The Digest's slow and painful death
What is the world's highest circulation magazine worth? About $1.50, apparently. On Monday, the UK edition of Reader's Digest was sold for just one £1.
The classic waiting room magazine was and still is part of a formidable empire. 10.5 million people worldwide subscribe to Reader's Digest, more than any other paid publication. Each issue reaches more than 40 million people. There are 49 editions in 21 languages, including braille, audio, digital and large type editions. To be clear, though, only the UK edition, which has a circulation of about 200,000, was sold on Monday. Reader's Digest is still owned by the RDA Holding Company and split into many different divisions around the world.
Many other once great publications have crashed and burned in recent years (Newsweek, Spin, US News and World Report), but Reader's Digest is unique. How can a piece of a service with 10 million subscribers be worth less than a cup of coffee?
To add another layer of complexity, Reader's Digest UK was worth millions just four years ago. The US Reader's Digest parent company was in dire financial straits in 2009 and filed for bankruptcy protection during a restructuring meant to reduce their $2 billion (yes, billion) debt burden. The UK arm of the company couldn't get approval for a buyout of their underfunded pension plan, so the magazine was put into administration.
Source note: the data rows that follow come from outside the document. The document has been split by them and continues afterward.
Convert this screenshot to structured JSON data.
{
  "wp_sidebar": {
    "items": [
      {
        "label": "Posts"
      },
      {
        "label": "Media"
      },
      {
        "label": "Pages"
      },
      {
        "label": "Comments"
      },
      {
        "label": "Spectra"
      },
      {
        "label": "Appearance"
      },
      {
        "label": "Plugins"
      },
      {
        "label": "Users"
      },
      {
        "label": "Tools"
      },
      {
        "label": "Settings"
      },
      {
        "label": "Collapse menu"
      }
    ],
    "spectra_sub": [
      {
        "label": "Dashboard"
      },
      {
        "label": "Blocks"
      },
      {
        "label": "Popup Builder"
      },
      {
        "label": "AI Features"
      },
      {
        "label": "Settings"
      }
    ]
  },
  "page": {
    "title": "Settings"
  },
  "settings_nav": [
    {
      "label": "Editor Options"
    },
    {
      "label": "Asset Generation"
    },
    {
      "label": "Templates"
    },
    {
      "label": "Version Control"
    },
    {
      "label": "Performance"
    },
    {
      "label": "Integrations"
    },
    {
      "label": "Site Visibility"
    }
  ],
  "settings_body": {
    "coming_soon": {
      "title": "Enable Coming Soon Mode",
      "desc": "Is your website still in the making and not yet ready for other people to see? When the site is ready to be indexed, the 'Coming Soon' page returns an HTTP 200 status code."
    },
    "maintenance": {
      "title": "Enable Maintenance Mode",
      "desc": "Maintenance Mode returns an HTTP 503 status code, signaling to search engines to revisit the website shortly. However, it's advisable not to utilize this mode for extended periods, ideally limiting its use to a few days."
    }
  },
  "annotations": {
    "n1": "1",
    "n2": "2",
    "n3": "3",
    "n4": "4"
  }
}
Even then, the Guardian reported that the owners of RD received more than 100 'expressions of interest' in the ailing publication. It was eventually sold to Better Capital, a well-known private equity firm run by Jon Moulton, for £13 million. Moulton invested another £9 million into Reader's Digest, but it failed to turn a profit and he decided to take the £23 million loss, telling in the Guardian that restructured magazine was now "too small" for his business.
Perhaps the reason so many were willing to invest serious money in what looked like a doomed business was because of the long history and name recognition of Reader's Digest. It's one of the most defining publications, in the history of American media.
DeWitt Wallace and his wife Lila founded the magazine in 1922 while he was recovering from wounds sustained during WWI. Their first office was located under a Greenwich Village speakeasy during prohibition. The original format for Reader's Digest was 31 articles (one for every day of the month) compiled and often condensed from other publications and a few pages of funny stories and anecdotes sprinkled in between. It was wildly successful.
During the 1940's, only the Bible outsold Reader's Digest (and RD produced their own condensed version and presented it to Pope John Paul II in 1982). Wallace was editor for more than 40 years and his strong conservative, anti-communist political leanings made the publication so popular in mid century America. The Wallaces were heavily supportive of Richard Nixon, and Nixon repaid their campaign contributions and editorial support by presenting them with the Presidential Medal of Freedom in 1972.
Their magazine famously published the first article linking cancer and smoking. The Wallaces also had an impressive art collection. The man who made his fortunes condensing literature for the masses decorated his offices with Renoirs and van Goghs.
The UK Reader's Digest's new owner Mike Luckwell is a 71-year-old venture capitalist whose previous hits have included the production company responsible for "Bob the Builder." He says he will be targeting "frisky over-50's" with the restructured magazine. The Guardian quoted him and saying that he and his peers "all have fairly active and interesting lives and we're not a bunch of old fuddy-duddies."
Regardless, Reader's Digest will be hard to resurrect. The UK Reader's Digest is struggling with mismanagement and the legal mess of bankruptcy. Even though it has the highest number of subscribers of any magazine in the world, advertising has fallen. Subscriptions didn't usually generate the bulk of income for publications, and even though Reader's Digest still sells well in many countries, there are better places for advertisers to spend their money.
Reader's Digest has come a long way from their Cold War glory days, and it looks like their era is over. Tellingly, the highest circulation paper in the US is currently AARP The Magazine, a freebie that comes with AARP membership. No one, not even Luckwell's "frisky over 50's", pays for print publications anymore. Luckwell himself admitted he had never subscribed to the magazine and had last picked one up "in the doctor's surgery some years back", according to the Guardian.
Reader's Digest is a dinosaur and if Luckwell can get it to turn a profit, it will be a miracle, but it's probably already extinct and will soon be history.